Still, Neumann’s departure as chief executive might not be enough to bolster interest in WeWork’s shares. Investors have also expressed concerns that the company is spending too much money and is unlikely to turn a profit in the foreseeable future.

WeWork is now considering slowing down that growth sharply. It could lay off as many as 5,000 employees, according to one person briefed on the matter. We employed more than 12,500 employees as of June 30, according to its regulatory filings.

The company’s losses have ballooned as it has spent huge sums taking on new leases and refurbishing its locations. In the first half of the year, its operating losses totaled $1.37 billion, about twice as much as it lost in the same period last year. The company used up nearly $1.5 billion to run its business and expand in the first half of the year and had just under $2.5 billion in cash at the end of June.

WeWork had hoped to raise up to $4 billion from the public offering and up to $6 billion more in bank loans that were contingent on the IPO. The new chief executives will now have to perform a delicate dance with investors: They probably need to slow WeWork’s expansion to allay fears about its finances, but not so much that the company loses its allure as a turbocharged business.

“Our core business is strong, and we will be taking clear actions to balance WeWork’s high growth, profitability and unique member experience while also evaluating the optimal timing for an IPO,” Minson and Gunningham said in a statement.

Despite the company’s problems, analysts say, Neumann and WeWork have been the driving force in the flexible-office-space business, which is transforming commercial real estate. Professionals, startups and big corporations alike are flocking to locations run by WeWork and others, attracted by shorter leases and nicely designed spaces.

But it might take a more seasoned chief executive who has run businesses with a steady hand to convince investors that WeWork can become a sustainable business, not just a fast-growing one.
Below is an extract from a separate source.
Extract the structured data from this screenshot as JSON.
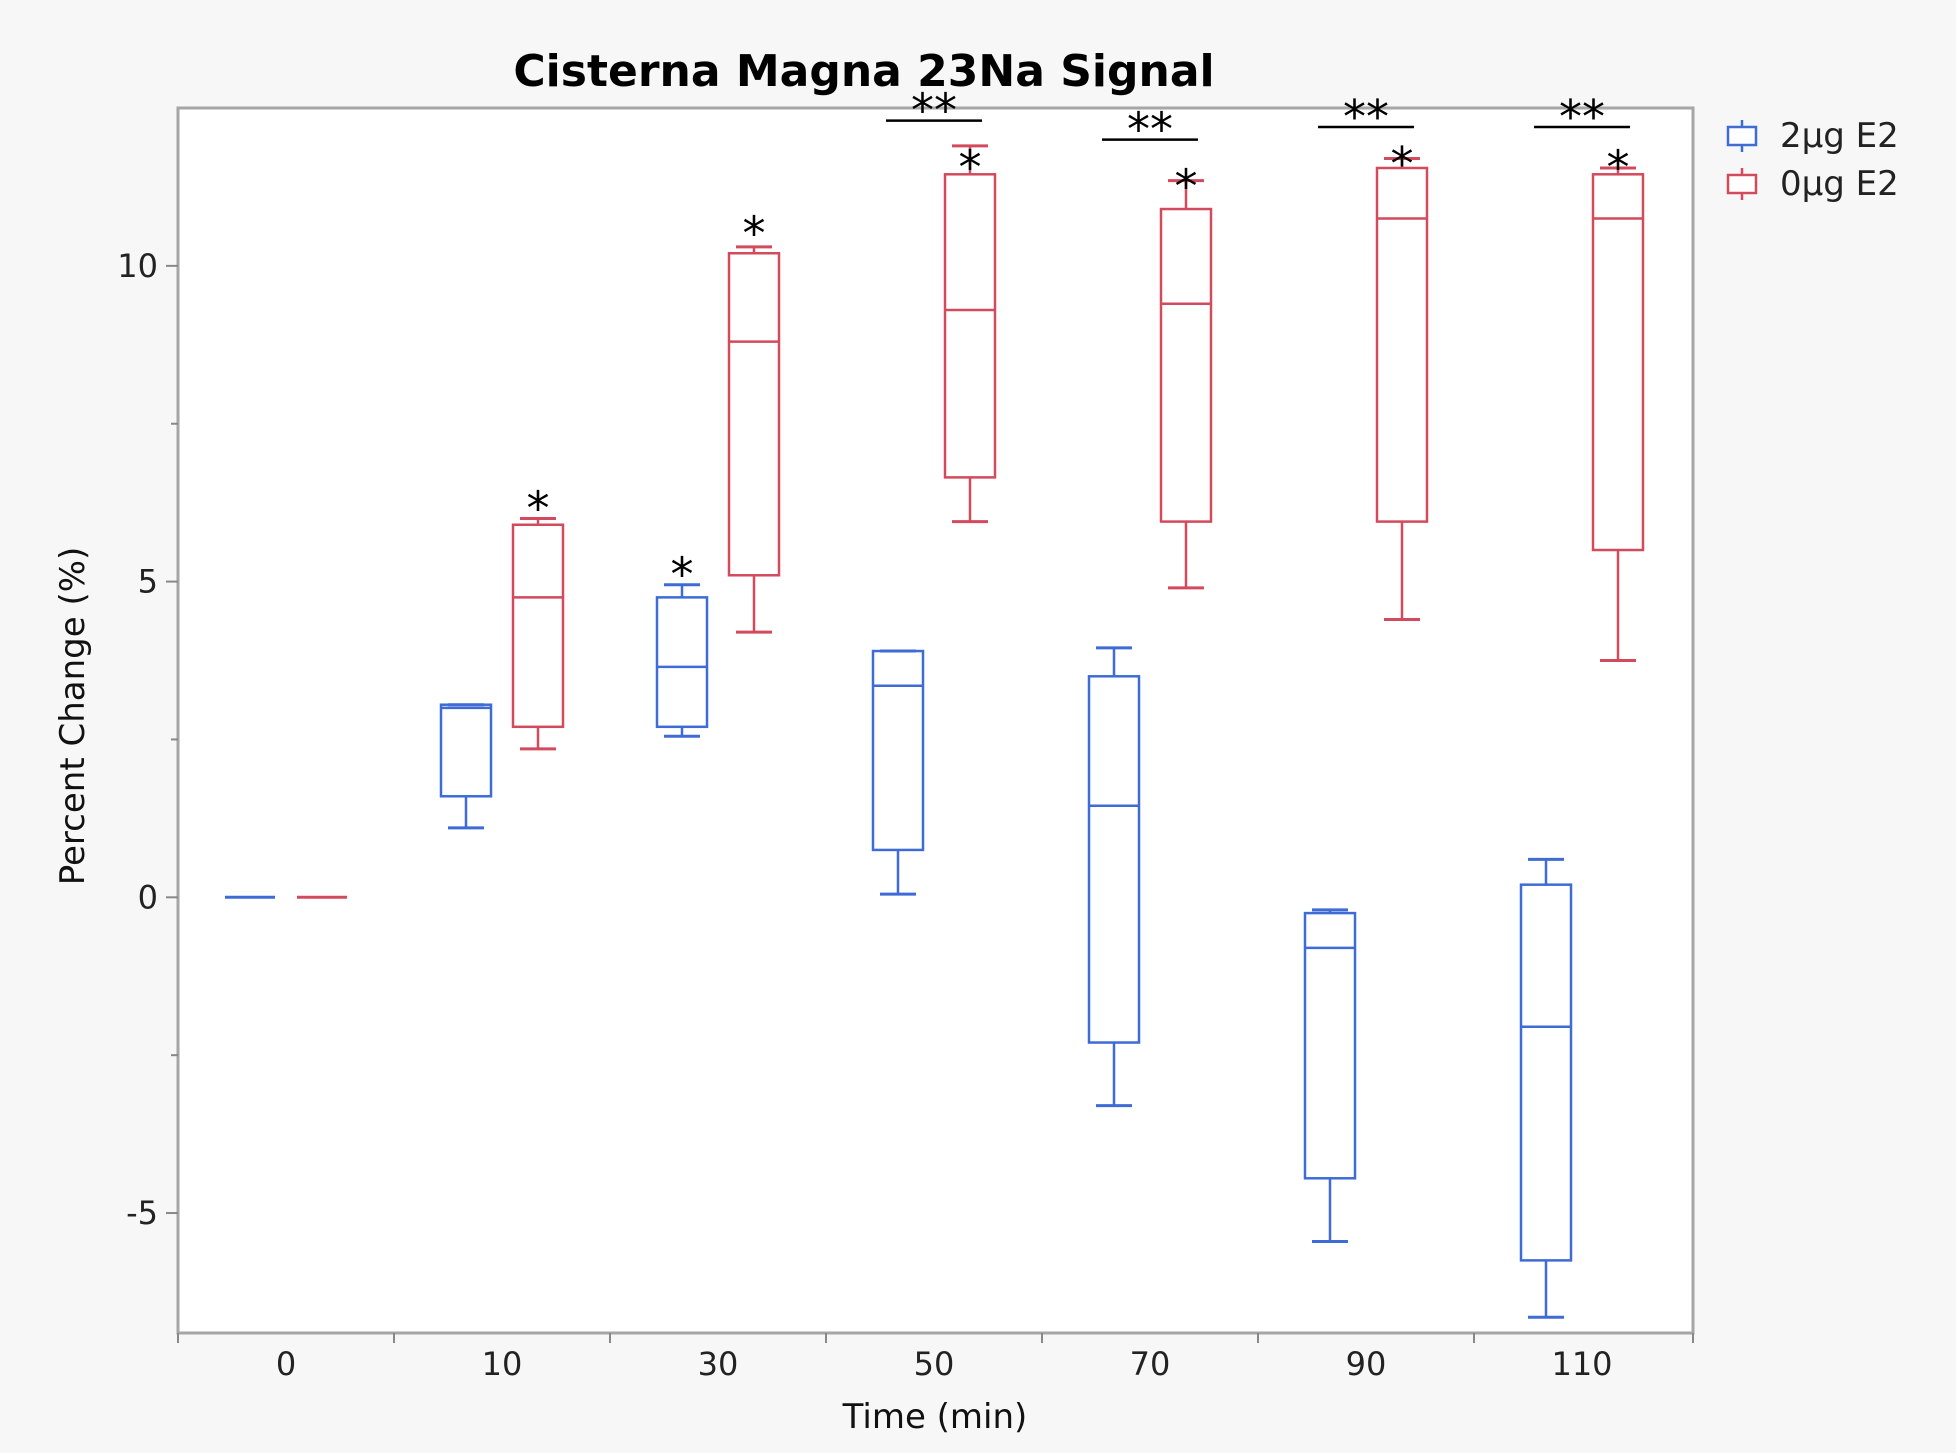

Other so-called unicorn companies — businesses backed by venture capital firms that are worth more than $1 billion — have had to make similar transitions. In 2017, under pressure from investors, Kalanick resigned as chief executive of Uber. He was replaced by Dara Khosrowshahi, a former chief executive at Expedia, who set about trying to improve the culture at Uber and preparing the company for an IPO.

Uber and WeWork have something else in common: Their growth was fueled in part by money from SoftBank. The Japanese company has plowed billions of dollars into WeWork and other startups. Softbank’s chief executive, Masayoshi Son, has given founders of those businesses wide leeway and has looked the other way at excesses until investors in the public markets push back.